Recently there has been growing acknowledgment that urban residents themselves may be the key to a better understanding of such violence and to identifying appropriate interventions. Participatory urban appraisals offer a practical way for local people to articulate their perceptions of the complexity of everyday violence. Complementing existing knowledge, such assessments assist in developing a more holistic framework that positions violence in terms of three interrelated components; first, the social, economic, political, and institutional categories of violent manifestations; second, the underlying causal factors, not only structural factors but also individual identity and agency; and third, the costs of violence in terms of its impacts on the assets of poor households.
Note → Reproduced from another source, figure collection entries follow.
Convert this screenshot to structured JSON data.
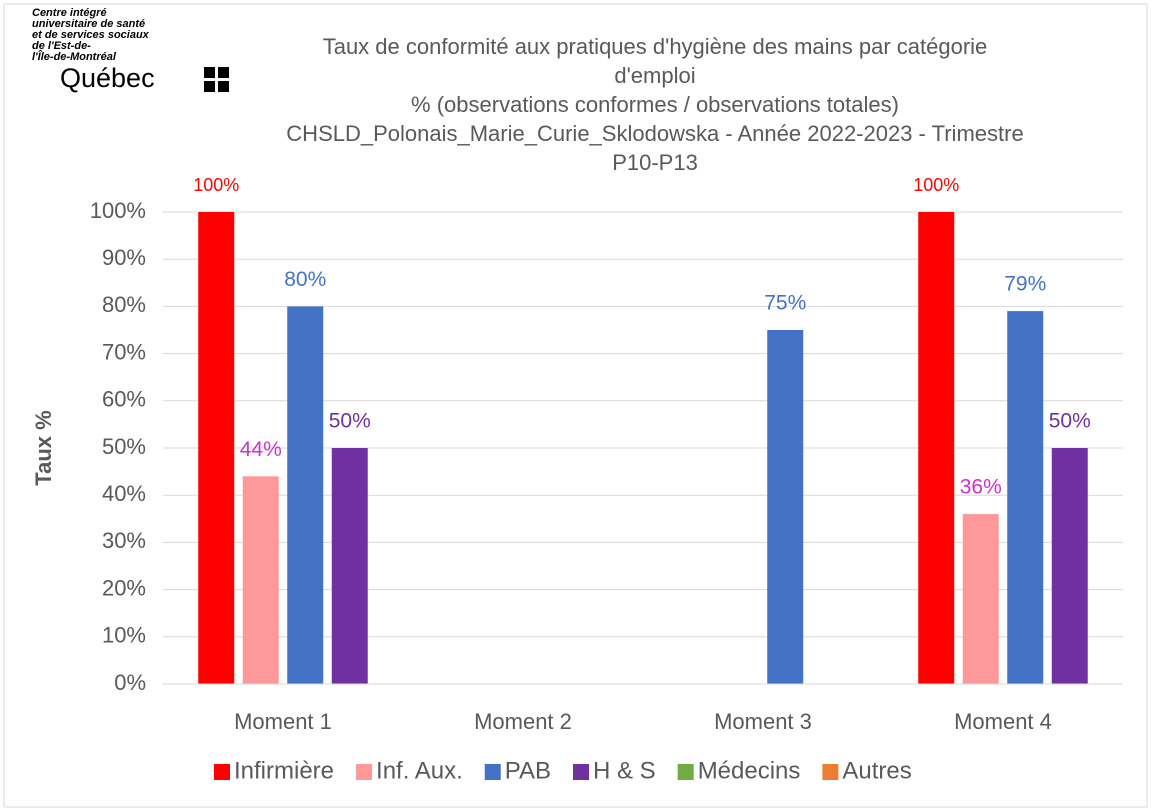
{
  "logo": {
    "lines": [
      "Centre intégré",
      "universitaire de santé",
      "et de services sociaux",
      "de l'Est-de-",
      "l'Île-de-Montréal"
    ],
    "brand": "Québec"
  },
  "chart_data": {
    "type": "bar",
    "title_lines": [
      "Taux de conformité aux pratiques d'hygiène des mains par catégorie",
      "d'emploi",
      "% (observations conformes / observations totales)",
      "CHSLD_Polonais_Marie_Curie_Sklodowska - Année 2022-2023 - Trimestre",
      "P10-P13"
    ],
    "y_label": "Taux %",
    "categories": [
      "Moment 1",
      "Moment 2",
      "Moment 3",
      "Moment 4"
    ],
    "series": [
      {
        "name": "Infirmière",
        "color": "#ff0000",
        "label_color": "#ff0000",
        "values": [
          100,
          null,
          null,
          100
        ],
        "value_labels": [
          "100%",
          null,
          null,
          "100%"
        ]
      },
      {
        "name": "Inf. Aux.",
        "color": "#ff9999",
        "label_color": "#cc33cc",
        "values": [
          44,
          null,
          null,
          36
        ],
        "value_labels": [
          "44%",
          null,
          null,
          "36%"
        ]
      },
      {
        "name": "PAB",
        "color": "#4472c4",
        "label_color": "#4472c4",
        "values": [
          80,
          null,
          75,
          79
        ],
        "value_labels": [
          "80%",
          null,
          "75%",
          "79%"
        ]
      },
      {
        "name": "H & S",
        "color": "#7030a0",
        "label_color": "#7030a0",
        "values": [
          50,
          null,
          null,
          50
        ],
        "value_labels": [
          "50%",
          null,
          null,
          "50%"
        ]
      },
      {
        "name": "Médecins",
        "color": "#70ad47",
        "label_color": "#70ad47",
        "values": [
          null,
          null,
          null,
          null
        ],
        "value_labels": [
          null,
          null,
          null,
          null
        ]
      },
      {
        "name": "Autres",
        "color": "#ed7d31",
        "label_color": "#ed7d31",
        "values": [
          null,
          null,
          null,
          null
        ],
        "value_labels": [
          null,
          null,
          null,
          null
        ]
      }
    ],
    "ylim": [
      0,
      100
    ],
    "yticks": [
      {
        "value": 0,
        "label": "0%"
      },
      {
        "value": 10,
        "label": "10%"
      },
      {
        "value": 20,
        "label": "20%"
      },
      {
        "value": 30,
        "label": "30%"
      },
      {
        "value": 40,
        "label": "40%"
      },
      {
        "value": 50,
        "label": "50%"
      },
      {
        "value": 60,
        "label": "60%"
      },
      {
        "value": 70,
        "label": "70%"
      },
      {
        "value": 80,
        "label": "80%"
      },
      {
        "value": 90,
        "label": "90%"
      },
      {
        "value": 100,
        "label": "100%"
      }
    ],
    "grid": true,
    "legend": "bottom"
  }
}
This provides the necessary context for framing an integrated policy, one that reconciles the bottom-up views of local people with the top-down solutions off ered by professionals. A useful matrix distinguishes among seven predominant prevention or reduction policies, ranging from well-known interventions such as criminal justice and public health, through conflict transformation and human rights—more commonly associated with confl ict reduction—to newer more innovative urban solutions such as citizen security, crime prevention through environmental design (CPTED), and the community-driven social capital approach. As governments, the private sector, and civil society alike increasingly prioritize violence reduction, they need to take up the challenge to provide more innovative cross-sector solutions that better address the complexity of the endemic violence, fear, and insecurity that permeates the everyday lives of local populations.
This brief is informed by the findings from participatory urban appraisals of violence undertaken by the author in 1999 in eighteen poor urban communities in Colombia and Guatemala. These provide perception data from an extensive number of local women and men, girls and boys, whose daily lives are influenced by violence, insecurity, and fear. While participatory methodologies are now recognized as an important way of bringing the ‘voices of the poor’ to policymakers, to date they have focused on the problem of poverty. Thus this study pioneers a new violence-focused research methodology—first as a pilot project by the author in an earlier study of urban violence in Jamaica.